20140514-163809.jpg


It’s been a week since the passing of my friend and colleague Michael Hawk. I wrote most of this two days later, realized there was so much more to say, and decided it was time to say at least this.

It’s profound, really, the effect a person has on your life when you see and talk to him almost daily for almost ten years. It’s easy, and human, though, to not really think about that effect as deeply as you could.

At some level, death is an act of violence no matter when or how it happens, but no more than when someone’s life ends suddenly and almost entirely unexpectedly. It feels like a big part of me that I knew was there, but didn’t truly understand or appreciate how integral it was to me, or to so many of the people around me, was mercilessly ripped out.

I’m talking about the life of Michael A. Hawk, resident of San Francisco, native of Kansas City, Mo., curmudgeon, philanthropist, musician, businessman, techie, sports fan, renaissance man. We lost him without warning while we were on our way to work last Wednesday morning, May 7th.
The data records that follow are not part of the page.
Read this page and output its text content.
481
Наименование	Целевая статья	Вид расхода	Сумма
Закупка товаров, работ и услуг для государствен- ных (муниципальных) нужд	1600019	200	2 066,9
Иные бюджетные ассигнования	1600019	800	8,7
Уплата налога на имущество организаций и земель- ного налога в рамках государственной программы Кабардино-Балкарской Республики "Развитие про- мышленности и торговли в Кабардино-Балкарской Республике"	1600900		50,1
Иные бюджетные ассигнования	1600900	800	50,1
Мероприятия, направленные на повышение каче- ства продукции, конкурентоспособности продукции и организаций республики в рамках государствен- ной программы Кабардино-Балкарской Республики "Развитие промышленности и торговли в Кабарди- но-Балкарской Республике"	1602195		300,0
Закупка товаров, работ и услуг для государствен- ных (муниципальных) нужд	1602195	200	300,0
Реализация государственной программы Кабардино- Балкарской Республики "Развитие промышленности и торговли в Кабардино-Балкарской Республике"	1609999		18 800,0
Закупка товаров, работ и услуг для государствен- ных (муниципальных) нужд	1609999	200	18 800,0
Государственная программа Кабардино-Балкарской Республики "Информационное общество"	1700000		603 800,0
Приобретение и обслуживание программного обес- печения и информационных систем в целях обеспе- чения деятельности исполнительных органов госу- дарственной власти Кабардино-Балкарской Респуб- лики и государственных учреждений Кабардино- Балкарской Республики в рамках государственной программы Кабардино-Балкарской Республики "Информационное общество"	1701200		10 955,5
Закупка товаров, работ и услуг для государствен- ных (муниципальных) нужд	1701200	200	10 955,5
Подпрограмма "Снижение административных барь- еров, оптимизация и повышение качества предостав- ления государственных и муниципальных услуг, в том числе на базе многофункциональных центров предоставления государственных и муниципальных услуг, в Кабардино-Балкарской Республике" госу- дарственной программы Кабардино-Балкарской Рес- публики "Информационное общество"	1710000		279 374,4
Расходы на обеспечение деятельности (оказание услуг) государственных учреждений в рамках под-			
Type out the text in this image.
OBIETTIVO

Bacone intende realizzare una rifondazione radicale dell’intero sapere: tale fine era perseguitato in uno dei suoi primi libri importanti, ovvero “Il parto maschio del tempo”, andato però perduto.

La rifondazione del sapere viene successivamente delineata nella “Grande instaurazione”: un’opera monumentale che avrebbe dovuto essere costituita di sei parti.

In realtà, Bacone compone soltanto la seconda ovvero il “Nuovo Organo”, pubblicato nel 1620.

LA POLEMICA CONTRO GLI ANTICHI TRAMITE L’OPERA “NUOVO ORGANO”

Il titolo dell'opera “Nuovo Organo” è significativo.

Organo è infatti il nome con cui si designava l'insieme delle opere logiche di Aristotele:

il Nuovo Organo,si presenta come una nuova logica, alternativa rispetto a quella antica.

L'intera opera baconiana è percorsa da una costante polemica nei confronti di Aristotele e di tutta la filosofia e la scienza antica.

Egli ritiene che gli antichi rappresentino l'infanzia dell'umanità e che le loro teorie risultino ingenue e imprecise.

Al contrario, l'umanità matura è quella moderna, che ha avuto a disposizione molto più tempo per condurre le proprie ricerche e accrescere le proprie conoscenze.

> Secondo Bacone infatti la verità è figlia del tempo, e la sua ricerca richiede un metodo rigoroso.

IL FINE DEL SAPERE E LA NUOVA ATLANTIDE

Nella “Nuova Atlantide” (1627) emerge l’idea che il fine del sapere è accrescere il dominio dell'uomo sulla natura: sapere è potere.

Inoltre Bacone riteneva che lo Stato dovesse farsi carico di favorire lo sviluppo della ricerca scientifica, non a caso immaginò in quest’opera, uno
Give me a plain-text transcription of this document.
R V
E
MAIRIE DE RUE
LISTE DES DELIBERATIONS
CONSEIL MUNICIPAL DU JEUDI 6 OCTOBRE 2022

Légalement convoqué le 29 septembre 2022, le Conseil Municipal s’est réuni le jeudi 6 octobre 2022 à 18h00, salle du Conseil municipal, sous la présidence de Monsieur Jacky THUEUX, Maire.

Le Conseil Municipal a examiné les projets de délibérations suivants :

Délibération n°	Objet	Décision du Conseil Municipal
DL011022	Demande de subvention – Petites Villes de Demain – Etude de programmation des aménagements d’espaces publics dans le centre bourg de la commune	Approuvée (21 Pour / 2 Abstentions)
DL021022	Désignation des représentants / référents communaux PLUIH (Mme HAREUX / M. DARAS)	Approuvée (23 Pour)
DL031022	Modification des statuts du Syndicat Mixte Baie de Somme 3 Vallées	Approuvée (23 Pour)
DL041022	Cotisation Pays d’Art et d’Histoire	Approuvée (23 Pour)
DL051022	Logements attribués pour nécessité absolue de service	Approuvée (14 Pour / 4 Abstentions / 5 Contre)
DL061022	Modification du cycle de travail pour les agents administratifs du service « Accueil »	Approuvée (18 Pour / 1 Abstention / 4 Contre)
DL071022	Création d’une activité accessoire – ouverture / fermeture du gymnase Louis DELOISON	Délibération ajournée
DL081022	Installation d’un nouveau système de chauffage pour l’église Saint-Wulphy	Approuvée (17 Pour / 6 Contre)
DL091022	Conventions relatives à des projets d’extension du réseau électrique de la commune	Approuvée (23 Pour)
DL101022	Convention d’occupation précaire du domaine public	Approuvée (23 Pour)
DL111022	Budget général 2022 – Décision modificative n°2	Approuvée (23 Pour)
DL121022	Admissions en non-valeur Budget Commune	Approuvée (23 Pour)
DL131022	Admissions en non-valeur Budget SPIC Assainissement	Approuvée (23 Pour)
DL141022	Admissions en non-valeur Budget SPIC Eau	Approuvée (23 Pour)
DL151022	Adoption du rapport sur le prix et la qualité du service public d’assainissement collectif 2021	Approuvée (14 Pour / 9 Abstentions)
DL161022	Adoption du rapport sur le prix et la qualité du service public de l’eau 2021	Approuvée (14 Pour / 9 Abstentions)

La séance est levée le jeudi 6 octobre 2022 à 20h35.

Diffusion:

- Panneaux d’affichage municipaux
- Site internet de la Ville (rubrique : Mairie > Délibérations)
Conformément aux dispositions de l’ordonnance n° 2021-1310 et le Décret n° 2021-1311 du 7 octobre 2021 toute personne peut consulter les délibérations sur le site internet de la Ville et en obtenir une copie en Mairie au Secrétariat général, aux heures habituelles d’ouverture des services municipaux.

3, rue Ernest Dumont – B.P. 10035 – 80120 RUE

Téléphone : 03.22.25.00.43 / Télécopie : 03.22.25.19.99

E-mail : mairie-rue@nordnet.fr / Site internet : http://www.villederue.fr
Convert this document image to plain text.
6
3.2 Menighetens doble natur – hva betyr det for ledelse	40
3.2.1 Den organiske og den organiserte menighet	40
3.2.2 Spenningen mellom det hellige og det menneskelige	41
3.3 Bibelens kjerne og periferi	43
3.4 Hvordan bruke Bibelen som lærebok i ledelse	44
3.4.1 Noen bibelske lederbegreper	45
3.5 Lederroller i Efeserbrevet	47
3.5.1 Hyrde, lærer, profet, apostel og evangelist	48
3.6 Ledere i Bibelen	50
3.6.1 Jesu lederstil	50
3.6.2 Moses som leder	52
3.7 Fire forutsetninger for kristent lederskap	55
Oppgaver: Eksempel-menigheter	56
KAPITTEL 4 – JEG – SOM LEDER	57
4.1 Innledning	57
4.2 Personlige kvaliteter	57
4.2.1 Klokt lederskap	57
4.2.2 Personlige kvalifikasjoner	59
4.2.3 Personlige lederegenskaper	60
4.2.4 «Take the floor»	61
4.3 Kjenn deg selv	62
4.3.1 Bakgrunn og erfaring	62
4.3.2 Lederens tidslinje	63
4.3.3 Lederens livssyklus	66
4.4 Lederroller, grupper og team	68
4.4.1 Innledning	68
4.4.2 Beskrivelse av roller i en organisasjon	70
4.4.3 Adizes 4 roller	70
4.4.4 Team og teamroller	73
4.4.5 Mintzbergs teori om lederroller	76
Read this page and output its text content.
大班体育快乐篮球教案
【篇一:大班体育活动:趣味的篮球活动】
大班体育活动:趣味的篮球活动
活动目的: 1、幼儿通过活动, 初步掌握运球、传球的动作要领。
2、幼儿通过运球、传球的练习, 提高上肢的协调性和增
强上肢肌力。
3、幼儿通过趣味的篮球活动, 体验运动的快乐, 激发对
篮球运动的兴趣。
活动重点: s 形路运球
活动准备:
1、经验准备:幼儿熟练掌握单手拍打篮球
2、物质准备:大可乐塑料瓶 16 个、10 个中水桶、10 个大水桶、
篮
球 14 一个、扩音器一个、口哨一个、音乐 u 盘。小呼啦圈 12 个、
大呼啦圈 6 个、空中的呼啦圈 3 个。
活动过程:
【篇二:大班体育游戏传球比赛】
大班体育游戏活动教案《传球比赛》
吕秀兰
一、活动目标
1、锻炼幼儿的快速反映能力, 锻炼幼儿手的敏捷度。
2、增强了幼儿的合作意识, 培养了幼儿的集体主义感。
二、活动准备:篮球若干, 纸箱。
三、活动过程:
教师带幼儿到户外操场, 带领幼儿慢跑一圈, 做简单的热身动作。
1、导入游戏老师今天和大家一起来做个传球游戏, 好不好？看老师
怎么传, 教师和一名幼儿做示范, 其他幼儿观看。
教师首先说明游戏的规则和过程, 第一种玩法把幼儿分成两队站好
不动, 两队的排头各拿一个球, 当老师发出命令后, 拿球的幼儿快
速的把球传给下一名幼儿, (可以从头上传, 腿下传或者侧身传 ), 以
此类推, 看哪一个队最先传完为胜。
Those of us who knew him and loved him had come to rely on him in so many ways, whether or not we fully realized it. What I knew, but didn’t give its proper due until he was gone, was just how intentionally and systematically he gave of himself to make others’ lives better. He knew the power of a helping hand, an early investment, a kindness.

Michael also did not hesitate to give you a piece of his mind, whether you agreed with him or not, and the fact that he was something like 6′ 4″, 280, along with his frequently forceful delivery, tended to give uncanny weight to his words, in a very real sense. He was intelligent, crude, spiritual, funny, sometimes dark, a self-made man.

And the man loved words. Among the many things and people he loved, including his wife Jeanine and his best friend Anthony, and so many of our co-workers past and present, words (especially obscure but usefully concise ones with subtle meanings) were among his favorites. He liked to intentionally work in a few of his recent vocabulary favorites.

There are so many more things I’m going to miss that were unique and interesting about Michael. I could go on and on, but this is what’s important: Michael was my friend. I will miss him. (I already do.) The lesson he would want to impart, which I’ve been able to start learning on my own the last few years, is to really live life, do the things I want to do, follow my passions and interests and dreams, and do what I can to make the world a better place.

Note on the photo at the top of this post: Michael had it on his wall for years (this is a picture of the print behind a sheet of plastic; the wicker frame is cropped out). That’s me hovering behind him and Al Gore at the 2006 CLCV Southern California Environmental Leadership Awards. I always thought he should have framed it in a square frame and cut me out of it, but he insisted on keeping it that way. In retrospect, I’m glad he did.